LINCOLN — Governor Pete Ricketts signed a disaster declaration to aid the response to flooding and damage reports from across the state due to a sustained weather pattern that has affected the state since June 1st. Areas affected by earlier storms are being impacted by rain, wind, and hail from additional storms. The declaration allows the Nebraska Emergency Management Agency (NEMA) to direct the appropriate allocation of state resources to help communities and their response.
“Flooding has had a major impact on counties across northeast Nebraska,” Governor Ricketts said. “This declaration allows state funds from the Governor’s Emergency Fund to help our communities in their response.”
Gov. Ricketts surveyed flooded areas with the Nebraska National Guard last Tuesday.
NEMA is working with other state agencies in response to flooding and damage reports from local emergency managers.
“Nebraska has been impacted by a sustained pattern of severe weather during the month of June,” said NEMA Assistant Director Bryan Tuma. “NEMA will be assisting local officials with their assessments of damage and the impact resulting from these events so that recovery resources can be properly identified. NEMA strongly encourages local government and citizens to assess and document damages resulting from these storms. Individuals should contact their local emergency management officials to address any concerns or needs.”
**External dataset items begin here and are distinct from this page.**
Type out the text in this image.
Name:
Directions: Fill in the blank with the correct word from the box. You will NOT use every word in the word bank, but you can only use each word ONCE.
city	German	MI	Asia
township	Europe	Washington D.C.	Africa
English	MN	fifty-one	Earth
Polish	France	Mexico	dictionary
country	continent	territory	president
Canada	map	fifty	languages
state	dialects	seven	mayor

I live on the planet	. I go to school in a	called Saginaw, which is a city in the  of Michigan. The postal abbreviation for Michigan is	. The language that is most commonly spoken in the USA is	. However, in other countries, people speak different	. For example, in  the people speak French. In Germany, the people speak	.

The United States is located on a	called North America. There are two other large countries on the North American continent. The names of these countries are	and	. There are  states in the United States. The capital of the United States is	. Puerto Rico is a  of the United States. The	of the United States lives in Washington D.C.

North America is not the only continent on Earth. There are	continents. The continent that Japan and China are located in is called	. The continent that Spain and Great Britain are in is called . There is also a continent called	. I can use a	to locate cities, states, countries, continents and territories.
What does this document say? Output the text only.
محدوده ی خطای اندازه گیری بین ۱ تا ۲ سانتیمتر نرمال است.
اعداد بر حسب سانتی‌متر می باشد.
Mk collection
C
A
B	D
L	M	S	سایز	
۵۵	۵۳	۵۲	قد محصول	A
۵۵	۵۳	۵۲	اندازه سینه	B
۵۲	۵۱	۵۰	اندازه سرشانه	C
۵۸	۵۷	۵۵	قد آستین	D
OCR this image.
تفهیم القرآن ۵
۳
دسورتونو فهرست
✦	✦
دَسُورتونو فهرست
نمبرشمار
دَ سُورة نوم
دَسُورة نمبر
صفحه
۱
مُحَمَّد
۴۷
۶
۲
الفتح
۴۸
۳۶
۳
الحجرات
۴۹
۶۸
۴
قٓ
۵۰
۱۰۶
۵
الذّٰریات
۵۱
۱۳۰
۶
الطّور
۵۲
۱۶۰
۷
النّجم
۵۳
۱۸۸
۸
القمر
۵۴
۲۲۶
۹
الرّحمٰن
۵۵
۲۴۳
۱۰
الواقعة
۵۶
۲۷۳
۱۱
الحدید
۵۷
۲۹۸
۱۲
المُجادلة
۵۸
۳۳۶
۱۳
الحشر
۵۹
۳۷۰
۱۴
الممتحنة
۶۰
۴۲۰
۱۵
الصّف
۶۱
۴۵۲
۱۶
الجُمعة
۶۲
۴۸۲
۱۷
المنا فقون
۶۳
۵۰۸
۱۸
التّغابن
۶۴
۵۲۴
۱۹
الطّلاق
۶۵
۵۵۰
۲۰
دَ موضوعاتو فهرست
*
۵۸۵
The state’s emergency management function (ESF) representatives met Thursday morning to get an updated situation report and discuss actions needed to support local jurisdictions. ESFs are positioning state resources for response. The Watch Center at NEMA will continue to monitor weather and damage reports and ESF representatives have been notified that the State Emergency Operations Center could be activated should the weather situation dictate.
Federal Emergency Management Agency staff at Region VII have been notified that a joint preliminary damage assessment may be needed.
NEMA has received local emergency declarations from a few counties and had done some preliminary damage assessments with more scheduled.